Tora closed her eyes against it. Suzette's words came back to her in a rush.
Do you remember Jolie?
You wouldn't enjoy it.
There was a distant, dizzy roaring in her ears.
"Please…" she whispered. "Think, Erik…" She opened her eyes.
"You wanted Erik's kiss, and you shall have it," he hissed, and his eyes were terrible. His manner said, And more besides. Tora felt faint.
Her mouth was dry, as though stuffed with cotton, and she couldn't speak.
Not like this. Please…
Erik, Erik, not like this.
And then he halted, suddenly, and his hand clutched a table for support. His entire stance changed, from a towering inferno to something more akin to a melting snowman.

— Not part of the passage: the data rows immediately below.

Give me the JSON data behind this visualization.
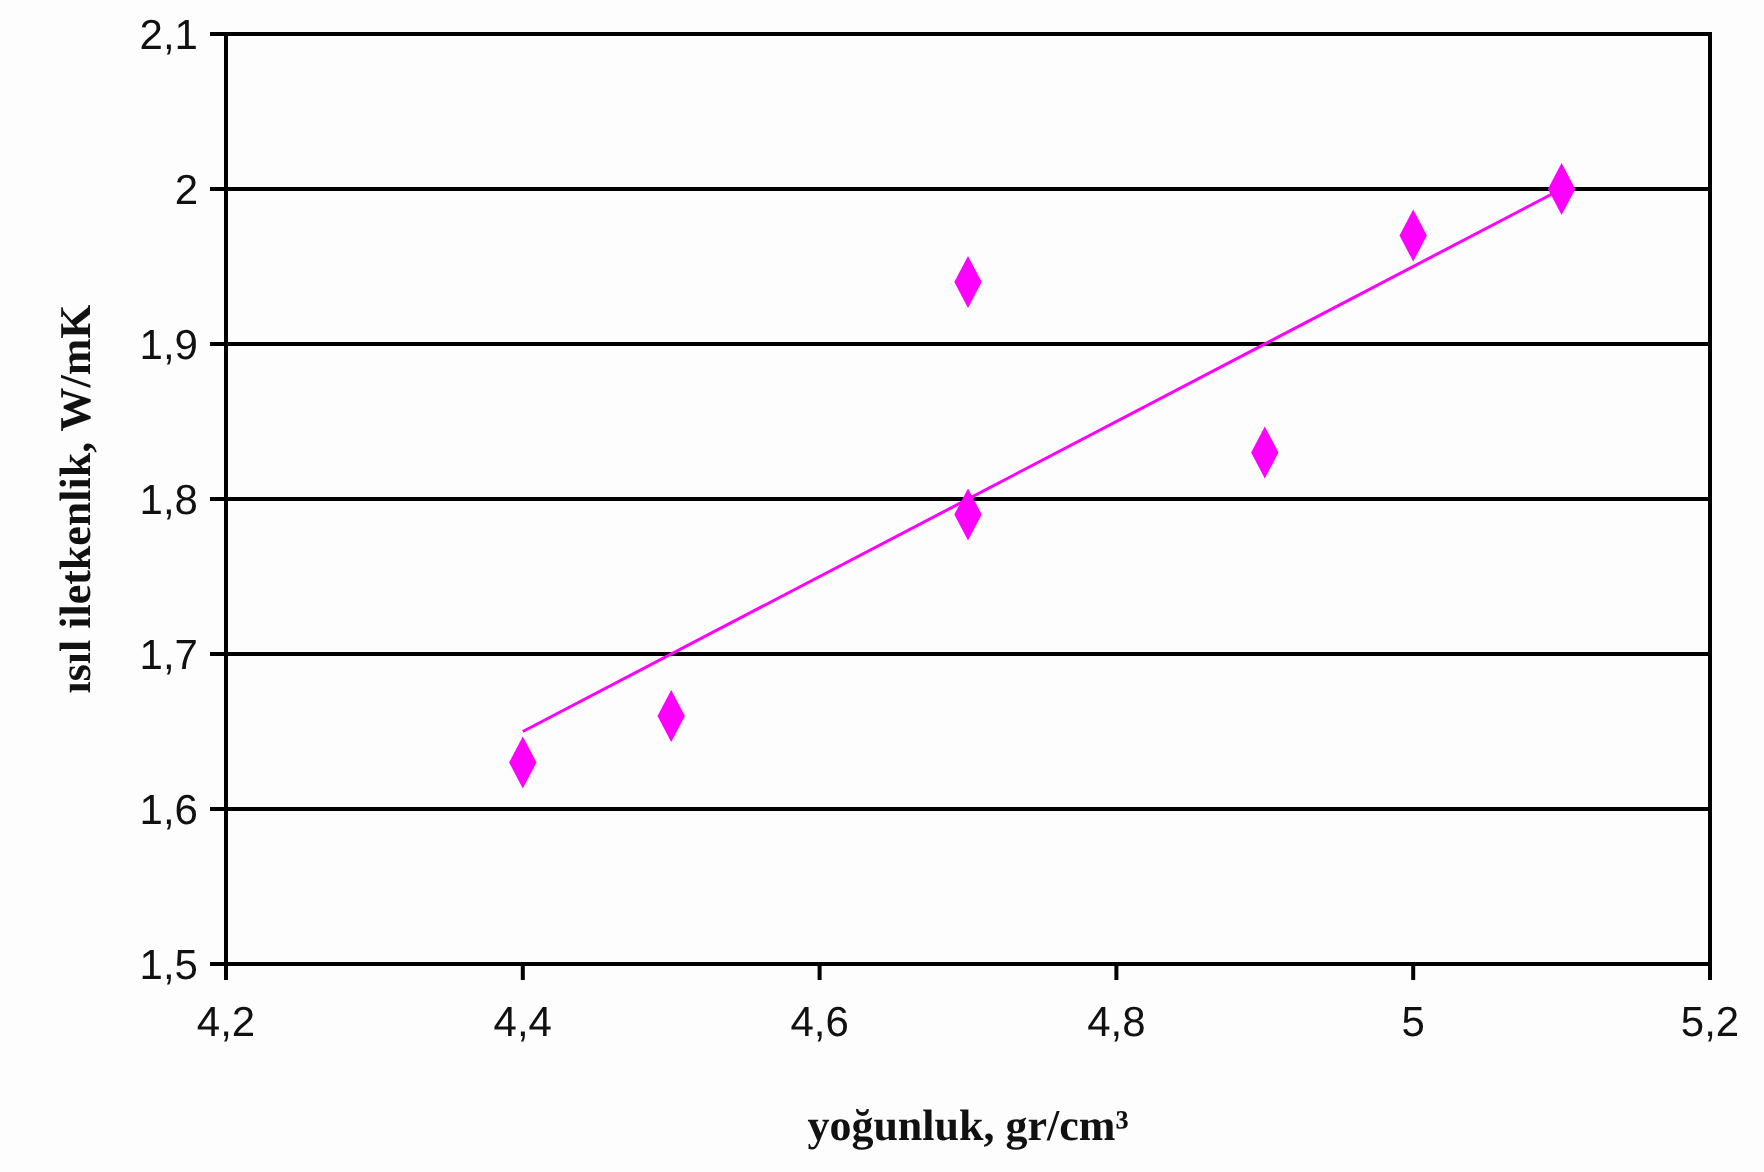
{
  "chart_data": {
    "type": "scatter",
    "xlabel": "yoğunluk, gr/cm³",
    "ylabel": "ısıl iletkenlik, W/mK",
    "marker": "diamond",
    "grid": "y",
    "xlim": [
      4.2,
      5.2
    ],
    "xticks": [
      {
        "value": 4.2,
        "label": "4,2"
      },
      {
        "value": 4.4,
        "label": "4,4"
      },
      {
        "value": 4.6,
        "label": "4,6"
      },
      {
        "value": 4.8,
        "label": "4,8"
      },
      5,
      {
        "value": 5.2,
        "label": "5,2"
      }
    ],
    "ylim": [
      1.5,
      2.1
    ],
    "yticks": [
      {
        "value": 1.5,
        "label": "1,5"
      },
      {
        "value": 1.6,
        "label": "1,6"
      },
      {
        "value": 1.7,
        "label": "1,7"
      },
      {
        "value": 1.8,
        "label": "1,8"
      },
      {
        "value": 1.9,
        "label": "1,9"
      },
      2,
      {
        "value": 2.1,
        "label": "2,1"
      }
    ],
    "series": [
      {
        "color": "#ff00ff",
        "x": [
          4.4,
          4.5,
          4.7,
          4.7,
          4.9,
          5.0,
          5.1
        ],
        "values": [
          1.63,
          1.66,
          1.94,
          1.79,
          1.83,
          1.97,
          2.0
        ]
      },
      {
        "type": "line",
        "color": "#ff00ff",
        "marker": "none",
        "x": [
          4.4,
          5.1
        ],
        "values": [
          1.65,
          2.0
        ]
      }
    ]
  }
}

Tora watched in horror as he sank to the floor and burst into tears.
"Oh, God…don't…" she stammered, at a complete loss. She had never seen a grown man cry, much less Erik.
He gasped for breath between sobs, and pulled himself along the floor to the door. "You've seen Erik at his worst, now," he said darkly, his voice heavy with misery. "Not only monstrous, but weak as well."
Had Tora not still been recovering from the mental onslaught of very narrowly escaping being forced, she might have flown to his side in an instant. "You…you aren't weak," she said rather lamely, staying where she was.
He let out a bitter little laugh. "Attempting to nurse my bruised pride? After seeing Erik nearly succumb to man's most base and wretched instinct?"
Tora wasn't quite sure what to say to that.
"Forgive me," he said, and Tora closed her eyes.
He waited.
"It won't happen again," he said. "You have Erik's word on that."
Tora let out a deep breath, deciding to forego caution. "Tell me who the man was," she said haltingly, and Erik's head turned sharply towards her.
"What man?" he demanded.
"The man…" Tora stammered. "You were talking to someone…before…"
Erik made a noise and got to his feet. "Women and their prying," he bit out. "If you must know, he was Erik's friend in Persia, and did me a great service, but now he has become a blithering nuisance. Always poking and prying where he shouldn't…he was far too interested in the...business with Christine, and now his detective's curiosity has only been piqued more by learning that she is no longer…" He glanced at her. "No longer here," he said shortly, although it was plain he had been going to say something else, such as no longer the object of my desires.
Tora blushed.
"Have you forgiven me yet?" he asked, kicking his foot against the doorframe like a bored and impatient child.
"Yes," she said slowly. "I suppose."
"Very well, then," he said, and she could tell that his embarrassment about the whole affair had made him rather sullen. "I'm going to bed." He stiffened, suddenly, as though embarrassed by the mere mention of the word bed.
Tora stared wordlessly as he fled into the hallway, and blew the air out through her lips as she heard his bedroom door shut.
She slipped to her open door and closed it slowly, looking at the lock in contemplation. A bolt of sick fear shot through her.
She wondered if trust was more important than safety, but the memory of how terrible he had looked while stalking towards her made up her mind. She slid the latch into place with a soft snick and blew out the lamp, tumbling into bed and giving herself up to fitful, dreamless sleep.
A/N: Lapin(e) apeur(e)é means "frightened rabbit," in reference to Erik's simile regarding Christine in the previous chapter.
The Jane Eyre allusion is referring to a scene where Jane is studying Mr. Rochester's "physiognomy" (his face, rather) and he notices her staring. He then asks her if she thinks him handsome (which he isn't), and she immediately replies, "No, sir," without thinking, as per the blunt honesty which is an integral part of her personality.
Just so we're clear, I adore said book myself.